Die goed kunnen luisteren, zich in kunnen leven. Die vooral denken in oplossingen en minder in regels. Die kunnen aansluiten bij de mensen waar het om gaat. Die niet opgeven. In de tweede plaats is er steun en back up nodig Van je leidinggevende, die je de ruimte geeft, die je stimuleert en aanmoedigt. Collega s die je terzijde staan, die je helpen met hun kennis en ervaring. Collega s die ook niet opgeven, maar je stimuleren door te gaan. Er is een organisatie nodig die je de middelen geeft om te werken, die kennis voor je ontsluit en je onvoorwaardelijk steunt. En soms een burgemeester of wethouder die optreedt als dat nodig is Ik denk nog vaak aan Ria. Als zij hier was zou zij ons het volgende meegeven: 1. Laat het doel leidend zijn, niet de regels. 2. Pak je ruimte en organiseer je rugdekking. 3. Bijzondere situaties vragen bijzondere maatregelen. Durf af te wijken. 4. Eigenwijs zijn is een talent, koester het! 5. Gebruik je intuïtie en onderzoek wat er aan de hand is. 6. Weerstand is inherent aan verandering. Bij weerstand of tegenstand: ga op zoek naar het gemeenschappelijk belang, probeer verschillen te overbruggen. 7. Trek alle registers aan interventies open, wees inventief. Vermijd de automatische piloot, elke situatie is uniek. 8. Zorg voor een plek waar je kunt uitblazen, je frustraties kunt uiten en samen kunt lachen. 9. Neem de tijd om te reflecteren en te leren van ervaringen.

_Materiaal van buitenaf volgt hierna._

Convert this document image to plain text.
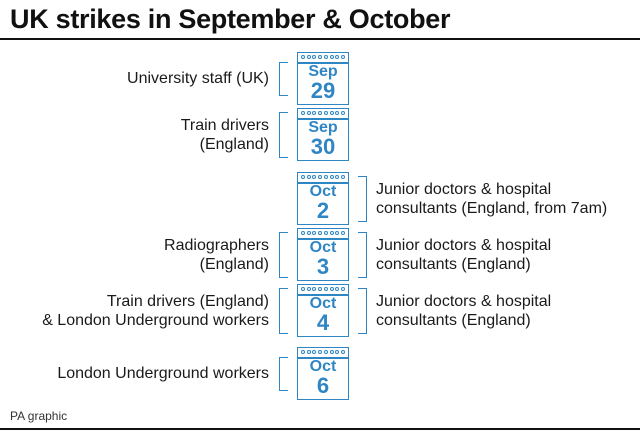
UK strikes in September & October
Sep
29
University staff (UK)
Sep
30
Train drivers
(England)
Oct
2
Junior doctors & hospital
consultants (England, from 7am)
Oct
3
Radiographers
(England)
Junior doctors & hospital
consultants (England)
Oct
4
Train drivers (England)
& London Underground workers
Junior doctors & hospital
consultants (England)
Oct
6
London Underground workers
PA graphic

Afsluiting: de kern van de transformatie De kern van de transformatie ligt niet in andere wetgeving of bevoegdheden. De kern van de transformatie ligt in onze overtuiging dat een andere ondersteuning van burgers mogelijk is. Waarbij burgers zoveel mogelijk in hun kracht blijven, zelf de regie houden of deze regie herwinnen. Wij kunnen hen daarbij ondersteunen. Dat vraagt vertrouwen in de burgers en in onszelf. Ik wens ons toe dat we meer gaan werken vanuit de kracht van onze kennis en praktijkervaring. En dat we minder werken vanuit de macht van onze positie of de macht van regels. Ik hoop dat dit festival ons allen inspireert om de transformatie in de praktijk vorm te geven.